LA IMPRESIÓN DE UNA GUERRA

Colombia, Francia 2015
16 mm su DCP, colore, 26 min.
v.o. spagnolo sott. in italiano
national premiere

Regia/Directed by
Camilo Restrepo

Sceneggiatura/Screenplay
Camilo Restrepo, Sophie Zuber

Fotografia/Cinematography
Camilo Restrepo

Montaggio/Editing
Bénédicte Cazauran, Camilo Restrepo

Suono/Sound
Josefina Rodriguez, Camilo Restrepo

Mix
Mathieu Farnarier

Musica/Music
Unos Vagabundos, Fertil Miseria

Produzione/Production
Camilo Restrepo, 529 Dragons

Distribuzione/Distribution
Collectif Jeune Cinéma (Europa)
Video Data Bank (USA)

Contatti
www.camilo-restrepo-films.net
www.cjcinema.org

Negli ultimi settant’ann la storia della Colombia è stata sconvolta da un estenuante conflitto armato, non ancora sedato. La molteplicità delle forze in campo (guerriglia, narcotrafficanti, forze militari e paramilitari, gang urbane) ha fatto sì che la violenza si radicasse in ogni aspetto della società. Restrepo ne rielabora l’essenza per mezzo dei segni lasciati in superficie sulla “pelle” della sua città natale, Medellín: le stampe difettose dei giornali, i tatuaggi dei detenuti delle carceri, le frontiere invisibili che delimitano le zone d’influenza delle gang locali, i centri di tortura che un gruppo di parenti delle vittime prova a salvare dall’oblio delle neo-urbanizzazioni, le grida di rabbia di un gruppo punk. La città diventa archivio, e la combinazione dei diversi elementi dà vita a un saggio filmico di grande intensità che trascende una prima lettura sul conflitto colombiano, disegnando la violenza come motore collettivo di un paese ferito, a cui nessuno può sottrarsi.

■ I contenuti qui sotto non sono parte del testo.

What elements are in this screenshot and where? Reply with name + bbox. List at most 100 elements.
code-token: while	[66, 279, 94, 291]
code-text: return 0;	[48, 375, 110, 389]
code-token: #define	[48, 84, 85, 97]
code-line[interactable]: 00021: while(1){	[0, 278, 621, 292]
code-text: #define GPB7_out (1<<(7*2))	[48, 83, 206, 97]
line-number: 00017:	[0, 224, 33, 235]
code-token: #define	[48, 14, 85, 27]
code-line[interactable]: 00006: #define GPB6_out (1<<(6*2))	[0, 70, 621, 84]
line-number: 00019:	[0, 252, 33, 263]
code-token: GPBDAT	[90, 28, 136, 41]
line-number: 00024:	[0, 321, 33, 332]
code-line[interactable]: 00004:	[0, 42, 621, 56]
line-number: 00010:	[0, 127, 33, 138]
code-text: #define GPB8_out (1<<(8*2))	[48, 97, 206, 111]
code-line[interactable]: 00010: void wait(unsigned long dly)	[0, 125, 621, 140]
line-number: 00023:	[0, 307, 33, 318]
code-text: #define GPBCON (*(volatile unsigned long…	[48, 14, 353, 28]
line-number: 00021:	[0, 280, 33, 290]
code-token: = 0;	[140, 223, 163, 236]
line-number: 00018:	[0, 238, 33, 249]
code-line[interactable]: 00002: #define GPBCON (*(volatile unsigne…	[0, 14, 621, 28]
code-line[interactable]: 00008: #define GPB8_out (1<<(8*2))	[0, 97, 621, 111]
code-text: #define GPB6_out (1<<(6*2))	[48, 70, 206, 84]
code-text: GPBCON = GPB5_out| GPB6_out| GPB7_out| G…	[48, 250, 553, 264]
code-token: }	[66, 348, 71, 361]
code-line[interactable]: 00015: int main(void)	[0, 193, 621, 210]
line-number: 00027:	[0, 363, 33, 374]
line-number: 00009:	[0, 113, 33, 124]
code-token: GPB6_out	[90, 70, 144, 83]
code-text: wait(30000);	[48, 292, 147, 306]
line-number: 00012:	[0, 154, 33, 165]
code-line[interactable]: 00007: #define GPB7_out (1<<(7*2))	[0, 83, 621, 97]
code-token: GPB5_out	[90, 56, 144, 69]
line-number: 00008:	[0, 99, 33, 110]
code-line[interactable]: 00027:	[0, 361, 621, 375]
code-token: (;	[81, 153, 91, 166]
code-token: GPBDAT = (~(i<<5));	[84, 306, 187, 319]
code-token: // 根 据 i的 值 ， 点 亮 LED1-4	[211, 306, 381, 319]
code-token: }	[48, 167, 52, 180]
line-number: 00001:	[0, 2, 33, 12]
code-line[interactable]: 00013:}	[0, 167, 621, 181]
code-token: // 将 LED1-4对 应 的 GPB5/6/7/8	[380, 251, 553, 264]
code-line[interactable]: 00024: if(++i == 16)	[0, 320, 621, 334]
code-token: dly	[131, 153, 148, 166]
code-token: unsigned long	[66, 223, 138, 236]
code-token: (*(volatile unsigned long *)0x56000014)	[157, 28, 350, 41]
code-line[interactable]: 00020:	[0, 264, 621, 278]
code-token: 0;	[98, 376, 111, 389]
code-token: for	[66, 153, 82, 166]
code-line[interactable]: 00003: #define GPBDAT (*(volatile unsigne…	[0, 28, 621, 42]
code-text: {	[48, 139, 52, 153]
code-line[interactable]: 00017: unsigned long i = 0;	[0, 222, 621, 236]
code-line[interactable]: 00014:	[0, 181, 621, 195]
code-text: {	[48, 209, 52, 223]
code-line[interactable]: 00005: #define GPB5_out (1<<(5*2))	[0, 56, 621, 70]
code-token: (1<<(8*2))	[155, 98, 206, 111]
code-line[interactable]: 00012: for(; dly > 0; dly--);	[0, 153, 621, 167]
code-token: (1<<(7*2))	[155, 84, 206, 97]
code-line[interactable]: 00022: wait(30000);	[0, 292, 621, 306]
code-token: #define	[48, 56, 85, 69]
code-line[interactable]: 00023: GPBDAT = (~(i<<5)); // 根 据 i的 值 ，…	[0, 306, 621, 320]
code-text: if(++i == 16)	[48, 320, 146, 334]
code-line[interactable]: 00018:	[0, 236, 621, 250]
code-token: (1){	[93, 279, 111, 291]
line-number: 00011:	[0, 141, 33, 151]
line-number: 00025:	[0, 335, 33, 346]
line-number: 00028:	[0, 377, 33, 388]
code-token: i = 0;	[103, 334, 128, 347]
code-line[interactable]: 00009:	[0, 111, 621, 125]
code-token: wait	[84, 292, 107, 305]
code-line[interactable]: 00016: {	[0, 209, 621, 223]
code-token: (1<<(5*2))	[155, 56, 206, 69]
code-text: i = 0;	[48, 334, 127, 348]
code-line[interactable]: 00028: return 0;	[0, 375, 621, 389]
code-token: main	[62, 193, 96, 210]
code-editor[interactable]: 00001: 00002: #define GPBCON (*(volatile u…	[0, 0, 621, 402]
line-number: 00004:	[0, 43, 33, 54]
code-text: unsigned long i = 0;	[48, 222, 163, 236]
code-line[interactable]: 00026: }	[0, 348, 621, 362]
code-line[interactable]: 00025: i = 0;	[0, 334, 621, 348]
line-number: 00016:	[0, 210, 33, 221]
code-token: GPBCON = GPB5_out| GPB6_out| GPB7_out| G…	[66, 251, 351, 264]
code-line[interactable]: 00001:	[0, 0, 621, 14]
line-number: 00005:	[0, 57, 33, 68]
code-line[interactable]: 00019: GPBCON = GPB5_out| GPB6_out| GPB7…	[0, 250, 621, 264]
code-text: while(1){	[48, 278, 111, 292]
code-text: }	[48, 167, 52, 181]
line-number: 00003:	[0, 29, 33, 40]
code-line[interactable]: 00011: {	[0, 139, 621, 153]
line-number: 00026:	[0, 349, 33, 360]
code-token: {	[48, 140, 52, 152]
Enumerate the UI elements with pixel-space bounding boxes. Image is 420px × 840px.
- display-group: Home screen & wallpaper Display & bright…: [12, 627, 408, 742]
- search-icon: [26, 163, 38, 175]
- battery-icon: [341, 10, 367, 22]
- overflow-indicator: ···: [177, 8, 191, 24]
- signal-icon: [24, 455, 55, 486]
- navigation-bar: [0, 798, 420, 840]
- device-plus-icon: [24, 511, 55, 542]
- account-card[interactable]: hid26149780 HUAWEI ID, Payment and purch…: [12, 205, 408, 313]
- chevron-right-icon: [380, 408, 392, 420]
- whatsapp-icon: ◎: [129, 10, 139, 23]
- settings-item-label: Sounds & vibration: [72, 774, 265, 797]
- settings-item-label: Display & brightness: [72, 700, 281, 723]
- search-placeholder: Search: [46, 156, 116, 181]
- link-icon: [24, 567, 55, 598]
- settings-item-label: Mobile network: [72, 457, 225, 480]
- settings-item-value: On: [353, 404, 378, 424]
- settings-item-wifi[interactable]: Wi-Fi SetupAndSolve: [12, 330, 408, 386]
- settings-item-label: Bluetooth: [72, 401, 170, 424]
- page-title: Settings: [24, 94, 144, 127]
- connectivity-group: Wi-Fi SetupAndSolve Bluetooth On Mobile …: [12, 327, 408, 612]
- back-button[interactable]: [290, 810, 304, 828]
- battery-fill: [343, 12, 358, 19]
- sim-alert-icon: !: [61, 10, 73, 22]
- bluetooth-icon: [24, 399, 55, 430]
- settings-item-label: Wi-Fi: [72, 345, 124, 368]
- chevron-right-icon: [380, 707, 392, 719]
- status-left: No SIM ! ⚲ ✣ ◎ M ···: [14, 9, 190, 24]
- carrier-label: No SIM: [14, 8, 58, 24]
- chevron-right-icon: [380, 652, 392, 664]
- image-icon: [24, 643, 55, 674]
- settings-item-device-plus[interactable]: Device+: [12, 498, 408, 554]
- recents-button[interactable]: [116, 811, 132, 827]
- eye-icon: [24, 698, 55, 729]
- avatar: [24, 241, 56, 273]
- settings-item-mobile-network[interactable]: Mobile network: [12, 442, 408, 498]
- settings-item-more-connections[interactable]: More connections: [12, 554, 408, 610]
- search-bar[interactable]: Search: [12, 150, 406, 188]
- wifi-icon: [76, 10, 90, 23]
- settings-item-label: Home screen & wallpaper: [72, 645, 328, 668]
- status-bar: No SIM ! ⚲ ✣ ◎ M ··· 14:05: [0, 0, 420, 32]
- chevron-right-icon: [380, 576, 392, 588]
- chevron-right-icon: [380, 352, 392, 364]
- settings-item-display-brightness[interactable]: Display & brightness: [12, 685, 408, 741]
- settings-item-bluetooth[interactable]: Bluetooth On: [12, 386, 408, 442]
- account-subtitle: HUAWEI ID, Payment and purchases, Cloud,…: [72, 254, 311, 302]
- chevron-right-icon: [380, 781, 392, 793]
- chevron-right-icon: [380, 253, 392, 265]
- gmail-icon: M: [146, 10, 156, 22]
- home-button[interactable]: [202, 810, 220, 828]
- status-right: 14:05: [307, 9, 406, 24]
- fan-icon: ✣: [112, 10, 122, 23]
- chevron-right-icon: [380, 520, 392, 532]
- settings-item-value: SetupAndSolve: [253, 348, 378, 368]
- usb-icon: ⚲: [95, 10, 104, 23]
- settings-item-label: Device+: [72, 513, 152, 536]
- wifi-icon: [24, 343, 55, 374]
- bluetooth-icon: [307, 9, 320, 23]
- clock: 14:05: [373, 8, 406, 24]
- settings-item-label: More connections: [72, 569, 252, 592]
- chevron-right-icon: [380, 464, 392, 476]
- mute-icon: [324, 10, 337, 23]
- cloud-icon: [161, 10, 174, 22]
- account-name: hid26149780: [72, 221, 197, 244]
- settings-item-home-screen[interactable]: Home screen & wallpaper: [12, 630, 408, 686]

Over the past seventy years, Colombia’s history has been shaken by a grueling and still raging armed conflict. The multiplicity of forces involved (guerrillas, drug smugglers, military and paramilitary forces, urban gangs) has created a dynamic where violence is rooted in every aspect of society. Restrepo re-elaborates its essence by means of the signs left on the surface, on the "skin" of its hometown Medellín. Defective prints of newspapers, tattoos on the bodies of prison inmates, invisible borders that mark the areas of influence of local gangs, torture centers that a group of relatives of the victims tries to save from the oblivion of neo-urbanization, cries of anger of a punk group. The city becomes an archive, and the combination of different elements creates a powerful essay-film that avoids an easy reading of Colombian conflict, pointing out violence as a collective engine in a wounded country, a violence from which there is no one can escape.